Hypoglycemia, or low blood glucose, causes cardiovascular physiological effects as a result of the sympathoadrenal system. These physiological changes include an increased heart rate, increased heart contractility, and decreased peripheral arterial resistance. Together, the effects increase peripheral blood pressure, but decrease central blood pressure. This can have larger effects on those with diabetes. Hypoglycemia may cause greater arterial wall stiffness and less elasticity, which in turn decreases blood pressure and increases the heart's workload. Symptoms of hypoglycemia related to the symapthoadrenal system include anxiety, tremors, irregular heartbeat, sweating, hunger, and paresthesia. Hypothermia and neurological deficits can also occur. Permanent brain damage is uncommon but have been seen in some who suffer from hypoglycemia. The activation of the system is assisted by norepinephrine, acetylcholine, and epinephrine. Hypoglycemia unawareness can occur because the symapthoadrenal system response is reduced, in turn, the symptoms are reduced. Since the symptoms go unnoticed, this may lead to a dangerous cycle of hypoglycemia and an increased risk of severe hypoglycemia, which can have serious consequences.
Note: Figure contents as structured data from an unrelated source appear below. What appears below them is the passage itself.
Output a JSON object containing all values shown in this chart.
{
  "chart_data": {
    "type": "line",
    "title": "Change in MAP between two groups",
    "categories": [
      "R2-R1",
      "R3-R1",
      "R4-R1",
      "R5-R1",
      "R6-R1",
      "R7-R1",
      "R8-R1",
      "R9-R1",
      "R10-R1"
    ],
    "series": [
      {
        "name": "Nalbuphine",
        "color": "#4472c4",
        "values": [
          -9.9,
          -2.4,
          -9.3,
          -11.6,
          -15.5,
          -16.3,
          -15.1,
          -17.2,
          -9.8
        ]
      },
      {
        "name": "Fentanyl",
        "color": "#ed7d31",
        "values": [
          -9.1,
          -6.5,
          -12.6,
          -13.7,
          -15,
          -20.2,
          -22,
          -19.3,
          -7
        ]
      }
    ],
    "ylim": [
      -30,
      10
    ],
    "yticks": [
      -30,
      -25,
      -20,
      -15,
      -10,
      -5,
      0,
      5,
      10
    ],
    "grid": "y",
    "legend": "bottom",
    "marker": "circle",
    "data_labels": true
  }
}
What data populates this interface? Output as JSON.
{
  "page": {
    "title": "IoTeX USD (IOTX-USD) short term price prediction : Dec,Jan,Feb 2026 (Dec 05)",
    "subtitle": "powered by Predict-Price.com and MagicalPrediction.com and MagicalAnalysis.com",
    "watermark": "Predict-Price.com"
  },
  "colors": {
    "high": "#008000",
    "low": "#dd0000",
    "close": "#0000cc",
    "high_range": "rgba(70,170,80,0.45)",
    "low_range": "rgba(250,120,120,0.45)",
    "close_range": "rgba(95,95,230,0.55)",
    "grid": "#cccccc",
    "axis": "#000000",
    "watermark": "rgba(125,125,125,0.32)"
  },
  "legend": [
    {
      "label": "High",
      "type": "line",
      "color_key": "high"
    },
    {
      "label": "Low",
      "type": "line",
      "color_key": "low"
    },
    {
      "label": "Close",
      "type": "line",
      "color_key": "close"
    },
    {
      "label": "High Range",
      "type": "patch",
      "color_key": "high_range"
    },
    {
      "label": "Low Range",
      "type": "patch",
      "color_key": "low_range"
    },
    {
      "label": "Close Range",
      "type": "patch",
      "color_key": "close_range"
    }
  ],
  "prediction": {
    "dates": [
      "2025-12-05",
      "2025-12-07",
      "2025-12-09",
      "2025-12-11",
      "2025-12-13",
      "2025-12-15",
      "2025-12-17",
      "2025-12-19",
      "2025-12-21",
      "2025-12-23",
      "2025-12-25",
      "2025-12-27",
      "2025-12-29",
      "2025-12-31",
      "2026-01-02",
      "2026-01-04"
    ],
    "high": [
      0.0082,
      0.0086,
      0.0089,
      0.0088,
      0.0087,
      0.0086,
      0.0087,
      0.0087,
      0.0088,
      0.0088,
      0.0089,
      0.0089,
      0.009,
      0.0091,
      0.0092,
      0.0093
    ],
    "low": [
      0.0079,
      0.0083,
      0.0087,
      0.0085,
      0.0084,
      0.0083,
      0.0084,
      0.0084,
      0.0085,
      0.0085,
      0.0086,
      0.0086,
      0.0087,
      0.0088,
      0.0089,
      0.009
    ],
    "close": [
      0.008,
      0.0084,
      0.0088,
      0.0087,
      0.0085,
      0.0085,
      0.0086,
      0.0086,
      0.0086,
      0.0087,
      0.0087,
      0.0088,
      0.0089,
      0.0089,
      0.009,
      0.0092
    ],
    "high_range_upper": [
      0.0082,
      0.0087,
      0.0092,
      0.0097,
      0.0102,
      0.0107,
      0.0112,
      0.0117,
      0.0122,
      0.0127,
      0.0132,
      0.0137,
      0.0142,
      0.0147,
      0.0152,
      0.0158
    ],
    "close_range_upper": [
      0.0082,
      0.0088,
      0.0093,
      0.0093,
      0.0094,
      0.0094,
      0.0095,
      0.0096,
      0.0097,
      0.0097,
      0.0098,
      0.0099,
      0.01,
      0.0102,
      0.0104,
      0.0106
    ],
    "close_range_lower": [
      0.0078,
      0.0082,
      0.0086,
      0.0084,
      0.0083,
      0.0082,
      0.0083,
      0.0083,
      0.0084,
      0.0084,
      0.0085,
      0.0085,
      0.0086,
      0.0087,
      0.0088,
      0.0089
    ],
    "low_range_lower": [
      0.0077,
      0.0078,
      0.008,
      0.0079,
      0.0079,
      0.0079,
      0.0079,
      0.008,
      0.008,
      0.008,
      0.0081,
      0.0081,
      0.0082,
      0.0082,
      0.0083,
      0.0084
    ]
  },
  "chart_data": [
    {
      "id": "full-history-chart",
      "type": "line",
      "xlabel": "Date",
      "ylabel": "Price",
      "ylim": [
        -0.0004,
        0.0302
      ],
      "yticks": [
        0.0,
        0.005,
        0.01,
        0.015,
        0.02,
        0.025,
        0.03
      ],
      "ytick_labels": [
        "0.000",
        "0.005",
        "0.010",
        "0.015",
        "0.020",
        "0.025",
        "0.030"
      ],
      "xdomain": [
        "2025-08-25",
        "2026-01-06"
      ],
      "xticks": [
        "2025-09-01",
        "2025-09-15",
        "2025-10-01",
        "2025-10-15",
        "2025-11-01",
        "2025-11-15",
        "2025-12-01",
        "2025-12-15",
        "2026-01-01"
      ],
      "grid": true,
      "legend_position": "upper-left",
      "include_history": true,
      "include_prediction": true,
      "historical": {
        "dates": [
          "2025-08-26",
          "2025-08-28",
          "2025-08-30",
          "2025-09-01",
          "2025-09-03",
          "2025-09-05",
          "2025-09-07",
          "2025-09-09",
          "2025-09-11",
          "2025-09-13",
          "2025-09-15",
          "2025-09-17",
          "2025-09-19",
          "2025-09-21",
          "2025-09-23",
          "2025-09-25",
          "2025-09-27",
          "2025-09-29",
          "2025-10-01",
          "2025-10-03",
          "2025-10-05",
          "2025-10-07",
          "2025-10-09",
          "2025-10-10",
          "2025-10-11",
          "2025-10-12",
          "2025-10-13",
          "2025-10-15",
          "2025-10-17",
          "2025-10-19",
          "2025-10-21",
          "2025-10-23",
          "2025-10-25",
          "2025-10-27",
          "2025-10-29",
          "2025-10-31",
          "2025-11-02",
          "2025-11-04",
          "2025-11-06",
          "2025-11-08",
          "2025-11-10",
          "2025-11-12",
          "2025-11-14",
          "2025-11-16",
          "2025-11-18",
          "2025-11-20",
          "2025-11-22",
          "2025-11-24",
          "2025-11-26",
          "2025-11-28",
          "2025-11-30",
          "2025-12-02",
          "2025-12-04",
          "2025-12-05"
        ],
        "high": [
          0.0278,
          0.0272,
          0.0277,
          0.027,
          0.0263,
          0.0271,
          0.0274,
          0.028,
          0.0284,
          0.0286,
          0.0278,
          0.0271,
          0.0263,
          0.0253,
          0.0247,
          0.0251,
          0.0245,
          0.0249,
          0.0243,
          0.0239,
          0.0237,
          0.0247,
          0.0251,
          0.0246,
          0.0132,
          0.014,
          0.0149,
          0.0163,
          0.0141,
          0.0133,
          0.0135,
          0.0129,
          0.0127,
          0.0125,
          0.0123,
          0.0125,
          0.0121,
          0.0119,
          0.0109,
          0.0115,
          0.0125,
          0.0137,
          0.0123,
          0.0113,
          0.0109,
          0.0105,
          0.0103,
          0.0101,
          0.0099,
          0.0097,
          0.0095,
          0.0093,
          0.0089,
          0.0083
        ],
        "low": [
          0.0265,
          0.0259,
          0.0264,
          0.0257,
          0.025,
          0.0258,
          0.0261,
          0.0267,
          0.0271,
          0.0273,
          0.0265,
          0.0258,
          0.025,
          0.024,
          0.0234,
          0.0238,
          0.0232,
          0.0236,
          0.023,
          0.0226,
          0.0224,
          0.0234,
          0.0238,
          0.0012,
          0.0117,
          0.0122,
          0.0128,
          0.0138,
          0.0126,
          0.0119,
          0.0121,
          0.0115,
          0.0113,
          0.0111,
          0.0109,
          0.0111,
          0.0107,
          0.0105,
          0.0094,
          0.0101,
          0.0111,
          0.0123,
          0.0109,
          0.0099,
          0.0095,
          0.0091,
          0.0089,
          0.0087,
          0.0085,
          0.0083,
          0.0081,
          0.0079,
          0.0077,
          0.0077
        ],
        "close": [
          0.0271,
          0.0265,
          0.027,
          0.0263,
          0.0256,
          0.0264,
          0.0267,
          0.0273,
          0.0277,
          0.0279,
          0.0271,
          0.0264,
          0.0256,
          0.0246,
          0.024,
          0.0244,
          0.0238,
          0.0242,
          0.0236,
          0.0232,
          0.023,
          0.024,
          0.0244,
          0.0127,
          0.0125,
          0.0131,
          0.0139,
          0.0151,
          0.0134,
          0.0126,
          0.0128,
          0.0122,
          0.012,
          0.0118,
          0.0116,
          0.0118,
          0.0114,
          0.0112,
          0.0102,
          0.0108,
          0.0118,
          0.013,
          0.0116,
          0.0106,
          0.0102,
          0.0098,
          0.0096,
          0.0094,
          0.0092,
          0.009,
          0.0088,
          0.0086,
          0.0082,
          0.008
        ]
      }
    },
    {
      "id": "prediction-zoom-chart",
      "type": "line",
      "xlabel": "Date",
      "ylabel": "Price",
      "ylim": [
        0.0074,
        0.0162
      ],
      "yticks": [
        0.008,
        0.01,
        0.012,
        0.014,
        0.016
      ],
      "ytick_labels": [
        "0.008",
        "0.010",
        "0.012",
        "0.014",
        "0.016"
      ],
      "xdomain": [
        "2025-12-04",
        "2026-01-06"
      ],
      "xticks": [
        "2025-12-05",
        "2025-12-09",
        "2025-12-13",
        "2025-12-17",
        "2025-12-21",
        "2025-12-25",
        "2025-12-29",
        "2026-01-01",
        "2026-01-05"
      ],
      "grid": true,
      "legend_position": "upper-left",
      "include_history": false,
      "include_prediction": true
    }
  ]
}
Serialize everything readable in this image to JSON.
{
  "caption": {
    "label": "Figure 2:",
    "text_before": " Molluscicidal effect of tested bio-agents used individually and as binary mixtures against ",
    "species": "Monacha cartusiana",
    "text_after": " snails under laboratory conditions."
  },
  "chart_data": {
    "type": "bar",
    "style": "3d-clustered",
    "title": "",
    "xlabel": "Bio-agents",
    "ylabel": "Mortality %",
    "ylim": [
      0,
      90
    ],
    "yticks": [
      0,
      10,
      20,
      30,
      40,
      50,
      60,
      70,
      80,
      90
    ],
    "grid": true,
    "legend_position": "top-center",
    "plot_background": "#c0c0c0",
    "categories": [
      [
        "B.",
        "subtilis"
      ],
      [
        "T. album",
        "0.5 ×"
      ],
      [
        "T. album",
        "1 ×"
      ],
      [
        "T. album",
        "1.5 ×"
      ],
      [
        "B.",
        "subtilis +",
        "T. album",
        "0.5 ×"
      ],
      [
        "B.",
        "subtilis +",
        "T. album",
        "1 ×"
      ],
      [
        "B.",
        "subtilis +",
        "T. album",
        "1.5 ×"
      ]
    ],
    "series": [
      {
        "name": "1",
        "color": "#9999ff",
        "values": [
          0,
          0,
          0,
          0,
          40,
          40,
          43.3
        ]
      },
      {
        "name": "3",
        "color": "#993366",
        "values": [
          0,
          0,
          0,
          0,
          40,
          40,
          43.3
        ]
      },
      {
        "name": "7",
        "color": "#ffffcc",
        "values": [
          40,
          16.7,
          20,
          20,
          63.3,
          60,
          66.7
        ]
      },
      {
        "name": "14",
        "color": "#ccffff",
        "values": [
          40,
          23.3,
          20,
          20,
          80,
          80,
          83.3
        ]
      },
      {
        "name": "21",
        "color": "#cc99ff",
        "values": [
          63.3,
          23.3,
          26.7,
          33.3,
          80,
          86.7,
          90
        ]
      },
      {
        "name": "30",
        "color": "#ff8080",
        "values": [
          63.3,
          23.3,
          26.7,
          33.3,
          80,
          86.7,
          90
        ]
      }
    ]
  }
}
Insulin is essential in triggering the sympathoadrenal system (the release of norepinephrine and epinephrine) to respond to hypoglycemia, which then raises glucagon levels. The insulin present in the brain acts on the central nervous system by crossing the blood-brain barrier and affecting the sympathetic nervous system. Thereby, helping to initiate a response to hypoglycemia through the sympathoadrenal system. Individuals with hypoglycemia should self-monitor their blood glucose level and can take glucose in the forms of tablets or foods high in glucose. Parenteral therapy may be necessary for severe hypoglycemia. Hypoglycemia-associated autonomic failure (HAAF) can occur if left untreated. The sympathoadrenal system activity is significantly reduced because the changed glycemic threshold allows for lower glucose concentrations. Glucose cannot effectively regulate itself, decreasing epinephrine responses.

=== Pheochromocytoma ===
Pheochromocytoma are rare tumors that secrete catecholamines and affect the sympathoadrenal system. They are typically found inside the adrenal medulla, but can also be present right outside the adrenal medulla in tissue. Symptoms include headaches, sweating, palpitations, hypertension, hypoglycemia, anxiety, weight loss, fever, nausea, and cardiovascular complications. Pheochromocytoma can be treated through blocking the effects of the secreted catecholamines. Ideally, removal of the tumor is the preferred treatment and should be done in a timely manner for the best prognosis. On average, there is a delay of three years between initial symptoms and diagnosis because the tumors are hard to find. Diagnosis is also difficult because the symptoms are highly variable and very common in other diseases. If pheochromocytoma remains untreated, it may lead to fatal consequences especially to the cardiovascular system.